The second prong is to use futures and options contracts to either leverage the stocks in anticipation of positive returns or hedge the stocks against a market decline.
Manager John Hussman uses valuations (a long-term indicator) and a collection of data he calls market internals (a shorter-term indicator) to determine the futures and options positions.
For most of the last few years, the fund has been fully hedged against a market decline. That’s generated solid returns in 2022, though the fund loses value during bear market rallies. Hussman says bear markets tend to unfold in waves, with market declines interrupted by fast, furious rallies that falter.
He’ll reduce the hedges when market internals indicate the rallies might persist for a while. But in general, his models indicate the fund will be hedged against a market decline for a while yet.
Another flexible fund is Cromwell Marketfield (MFADX). It can invest in pretty much any publicly traded asset. It also can sell short stocks and use futures and options. The fund develops themes about what it believes is likely to happen in the economy and markets that isn’t reflected in market prices. It invests in several themes simultaneously and seeks themes that are uncorrelated with each other.
Themes for most of 2022 have been that energy prices are likely to rise, and inflation will be higher than was priced into the markets. The fund also invested with the view that several market sectors were overvalued and sold short stocks in those sectors.
Leuthold Core Investment (LCORX) determines its asset allocation using models and indicators the firm developed and has used for over 40 years. It can invest in most publicly traded securities, increase cash and sell short. It also can overweight or underweight stocks and stock sectors.
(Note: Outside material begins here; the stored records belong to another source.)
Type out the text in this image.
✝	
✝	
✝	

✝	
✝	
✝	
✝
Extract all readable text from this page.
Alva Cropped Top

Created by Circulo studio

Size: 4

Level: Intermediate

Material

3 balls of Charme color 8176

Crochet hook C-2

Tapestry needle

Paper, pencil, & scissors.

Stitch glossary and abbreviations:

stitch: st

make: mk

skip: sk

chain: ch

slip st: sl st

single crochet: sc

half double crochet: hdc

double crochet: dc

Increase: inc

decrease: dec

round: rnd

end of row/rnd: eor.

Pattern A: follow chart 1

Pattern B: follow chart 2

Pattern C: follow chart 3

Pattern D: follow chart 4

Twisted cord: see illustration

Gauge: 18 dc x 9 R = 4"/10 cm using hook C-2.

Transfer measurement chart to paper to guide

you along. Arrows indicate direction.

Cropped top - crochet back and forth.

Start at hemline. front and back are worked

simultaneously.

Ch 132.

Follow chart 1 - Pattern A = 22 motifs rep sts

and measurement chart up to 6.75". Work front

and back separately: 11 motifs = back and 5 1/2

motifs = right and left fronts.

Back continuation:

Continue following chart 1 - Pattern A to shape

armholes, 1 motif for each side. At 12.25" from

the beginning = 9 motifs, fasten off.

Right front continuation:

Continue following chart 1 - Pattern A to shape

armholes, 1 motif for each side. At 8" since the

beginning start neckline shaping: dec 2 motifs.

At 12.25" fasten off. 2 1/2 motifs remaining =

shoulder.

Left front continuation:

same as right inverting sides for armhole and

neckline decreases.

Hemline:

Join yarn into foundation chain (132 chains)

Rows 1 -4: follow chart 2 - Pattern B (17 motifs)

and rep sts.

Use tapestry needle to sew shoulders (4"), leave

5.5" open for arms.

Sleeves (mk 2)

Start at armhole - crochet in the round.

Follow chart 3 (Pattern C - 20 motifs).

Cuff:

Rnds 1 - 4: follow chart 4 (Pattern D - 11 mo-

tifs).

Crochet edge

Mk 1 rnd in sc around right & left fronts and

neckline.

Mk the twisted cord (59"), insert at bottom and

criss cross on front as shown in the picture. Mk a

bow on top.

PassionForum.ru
The firm’s models assess both value and momentum in the markets.
The fund generally has been bearish on both stocks and bonds in 2022, reducing bonds to their lowest allocation ever. At one point, almost 40% of the fund was in cash. LCORX owned stocks in the sectors with the lowest valuations and sold overvalued sectors short.
Recently, the fund continued to have historically low allocations to U.S. bonds. About 13% of the fund was in international bonds. Only 4% is in cash and another 2% is in gold. About 54% of the fund was invested in U.S. stocks, but 19% of the fund was hedging or selling short stocks.